The table below lists accuracy statistics of the various model types. The second table ranks models column-wise, e.g. identifies the best models based on one of five accuracy metrics.

Accuracy: Adaptive Boosting and Gradient Boosting produced the best test accuracy with identical scores at 91.34.

Precision: Adaptive Boosting was a clear winner followed by XG Boost and and Gradient Boosting in second and third place, respectively.

Recall: K-Nearest Neighbors was the strongest by far with a score of 95.85. Gradient Boosting was second.

F1 Score: Gradient Boosting was best, followed by Adaptive Boosting and XG Boost, respectively.

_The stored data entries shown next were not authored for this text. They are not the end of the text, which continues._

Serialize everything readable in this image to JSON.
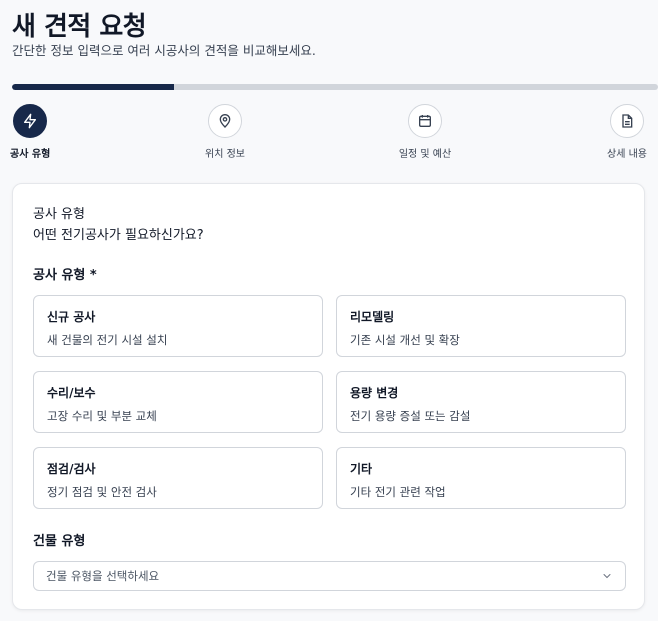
{
  "header": {
    "title": "새 견적 요청",
    "subtitle": "간단한 정보 입력으로 여러 시공사의 견적을 비교해보세요."
  },
  "progress": {
    "current_step": 1,
    "total_steps": 4,
    "fraction": 0.25
  },
  "steps": [
    {
      "label": "공사 유형",
      "icon": "bolt-icon",
      "active": true
    },
    {
      "label": "위치 정보",
      "icon": "map-pin-icon",
      "active": false
    },
    {
      "label": "일정 및 예산",
      "icon": "calendar-icon",
      "active": false
    },
    {
      "label": "상세 내용",
      "icon": "document-icon",
      "active": false
    }
  ],
  "form": {
    "section_title": "공사 유형",
    "section_question": "어떤 전기공사가 필요하신가요?",
    "work_type_label": "공사 유형 *",
    "options": [
      {
        "title": "신규 공사",
        "desc": "새 건물의 전기 시설 설치"
      },
      {
        "title": "리모델링",
        "desc": "기존 시설 개선 및 확장"
      },
      {
        "title": "수리/보수",
        "desc": "고장 수리 및 부분 교체"
      },
      {
        "title": "용량 변경",
        "desc": "전기 용량 증설 또는 감설"
      },
      {
        "title": "점검/검사",
        "desc": "정기 점검 및 안전 검사"
      },
      {
        "title": "기타",
        "desc": "기타 전기 관련 작업"
      }
    ],
    "building_type_label": "건물 유형",
    "building_type_placeholder": "건물 유형을 선택하세요"
  },
  "colors": {
    "primary": "#17284a",
    "border": "#d1d5db",
    "progress_track": "#d1d5db"
  }
}
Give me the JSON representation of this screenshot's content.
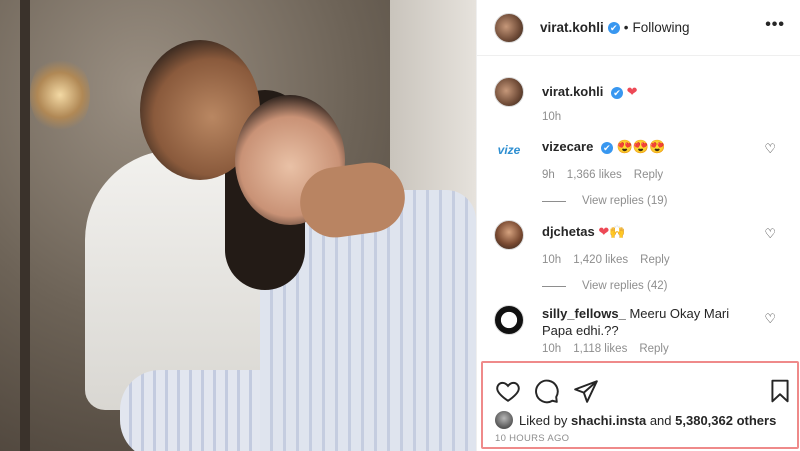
{
  "post": {
    "image_alt": ""
  },
  "header": {
    "username": "virat.kohli",
    "verified_mark": "✔",
    "separator": "•",
    "follow_status": "Following",
    "more": "•••"
  },
  "comments": [
    {
      "username": "virat.kohli",
      "text": "",
      "emoji": "❤",
      "time": "10h",
      "likes": "",
      "reply_label": "",
      "view_replies": ""
    },
    {
      "username": "vizecare",
      "avatar_text": "vize",
      "text": "😍😍😍",
      "time": "9h",
      "likes": "1,366 likes",
      "reply_label": "Reply",
      "view_replies": "View replies (19)"
    },
    {
      "username": "djchetas",
      "text": "❤🙌",
      "time": "10h",
      "likes": "1,420 likes",
      "reply_label": "Reply",
      "view_replies": "View replies (42)"
    },
    {
      "username": "silly_fellows_",
      "text": "Meeru Okay Mari Papa edhi.??",
      "time": "10h",
      "likes": "1,118 likes",
      "reply_label": "Reply"
    }
  ],
  "likes": {
    "prefix": "Liked by",
    "user": "shachi.insta",
    "joiner": "and",
    "others": "5,380,362 others"
  },
  "timestamp": "10 HOURS AGO",
  "colors": {
    "verified": "#3897f0",
    "highlight_border": "#ef8a8a",
    "meta_text": "#8e8e8e"
  },
  "icons": [
    "heart-icon",
    "comment-icon",
    "share-icon",
    "bookmark-icon"
  ]
}
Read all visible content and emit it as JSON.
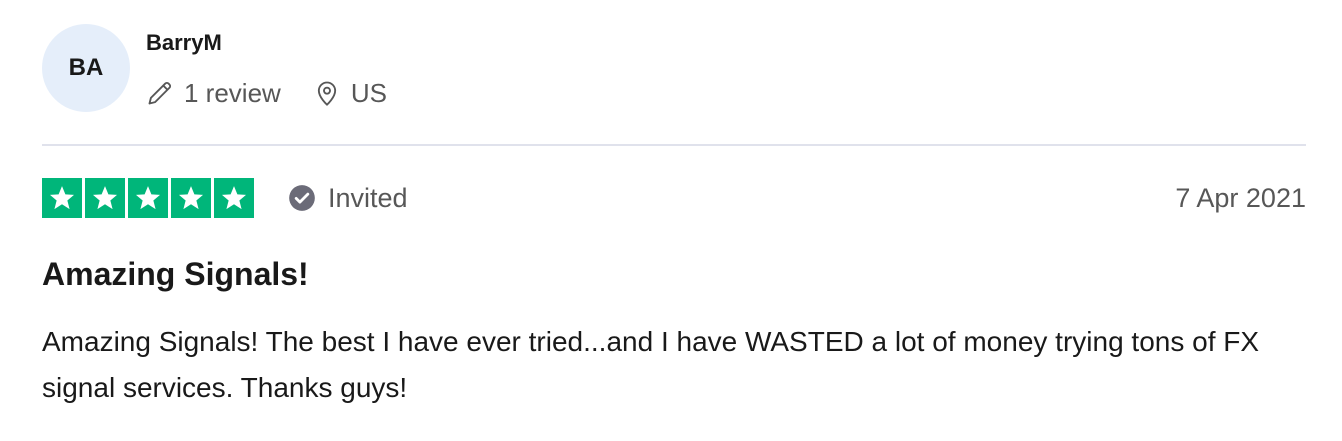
{
  "reviewer": {
    "initials": "BA",
    "name": "BarryM",
    "review_count": "1 review",
    "location": "US",
    "icons": {
      "reviews": "pencil-icon",
      "location": "location-pin-icon"
    }
  },
  "review": {
    "rating": 5,
    "max_rating": 5,
    "status": "Invited",
    "status_icon": "check-circle-icon",
    "date": "7 Apr 2021",
    "title": "Amazing Signals!",
    "body": "Amazing Signals! The best I have ever tried...and I have WASTED a lot of money trying tons of FX signal services. Thanks guys!"
  },
  "colors": {
    "star_fill": "#00b67a",
    "avatar_bg": "#e5eefa",
    "muted_text": "#575757",
    "divider": "#e0e2ec"
  }
}
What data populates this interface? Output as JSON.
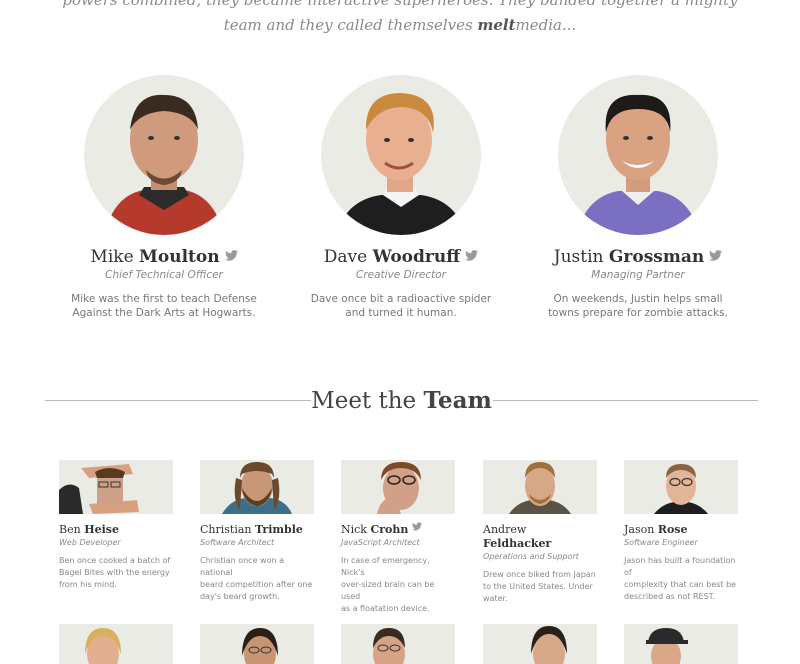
{
  "intro": {
    "line1": "powers combined, they became interactive superheroes. They banded together a mighty",
    "line2_pre": "team and they called themselves ",
    "line2_brand": "melt",
    "line2_post": "media..."
  },
  "partners": [
    {
      "first": "Mike",
      "last": "Moulton",
      "role": "Chief Technical Officer",
      "bio_line1": "Mike was the first to teach Defense",
      "bio_line2": "Against the Dark Arts at Hogwarts."
    },
    {
      "first": "Dave",
      "last": "Woodruff",
      "role": "Creative Director",
      "bio_line1": "Dave once bit a radioactive spider",
      "bio_line2": "and turned it human."
    },
    {
      "first": "Justin",
      "last": "Grossman",
      "role": "Managing Partner",
      "bio_line1": "On weekends, Justin helps small",
      "bio_line2": "towns prepare for zombie attacks."
    }
  ],
  "section": {
    "title_pre": "Meet the ",
    "title_bold": "Team"
  },
  "members": [
    {
      "first": "Ben",
      "last": "Heise",
      "role": "Web Developer",
      "bio": [
        "Ben once cooked a batch of",
        "Bagel Bites with the energy",
        "from his mind."
      ]
    },
    {
      "first": "Christian",
      "last": "Trimble",
      "role": "Software Architect",
      "bio": [
        "Christian once won a national",
        "beard competition after one",
        "day's beard growth."
      ]
    },
    {
      "first": "Nick",
      "last": "Crohn",
      "role": "JavaScript Architect",
      "bio": [
        "In case of emergency, Nick's",
        "over-sized brain can be used",
        "as a floatation device."
      ]
    },
    {
      "first": "Andrew",
      "last": "Feldhacker",
      "role": "Operations and Support",
      "bio": [
        "Drew once biked from Japan",
        "to the United States. Under",
        "water."
      ]
    },
    {
      "first": "Jason",
      "last": "Rose",
      "role": "Software Engineer",
      "bio": [
        "Jason has built a foundation of",
        "complexity that can best be",
        "described as not REST."
      ]
    }
  ],
  "icons": {
    "social": "twitter-icon"
  },
  "colors": {
    "photo_bg": "#ebebe5",
    "text": "#444444",
    "muted": "#888888"
  }
}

ROC Score: Adaptive Boosting achieved the best score followed by gradient boosting and then XG Boost.

The verdict:

A not-for-profit organization is likely to be forced to use its marketing budget as judiciously as possible: Profitability is key. As a result, precision and the F1 score are most important. As a result, adaptive boosting therefore is probably a better choice as it provides the same accuracy as gradient boosting but with better precision. While gradient boosting has a better F1 score than that of adaptive boosting, the difference is minimal. Further, adaptive boosting has a better ROC score implying that that model is better at separating donors from non-donors.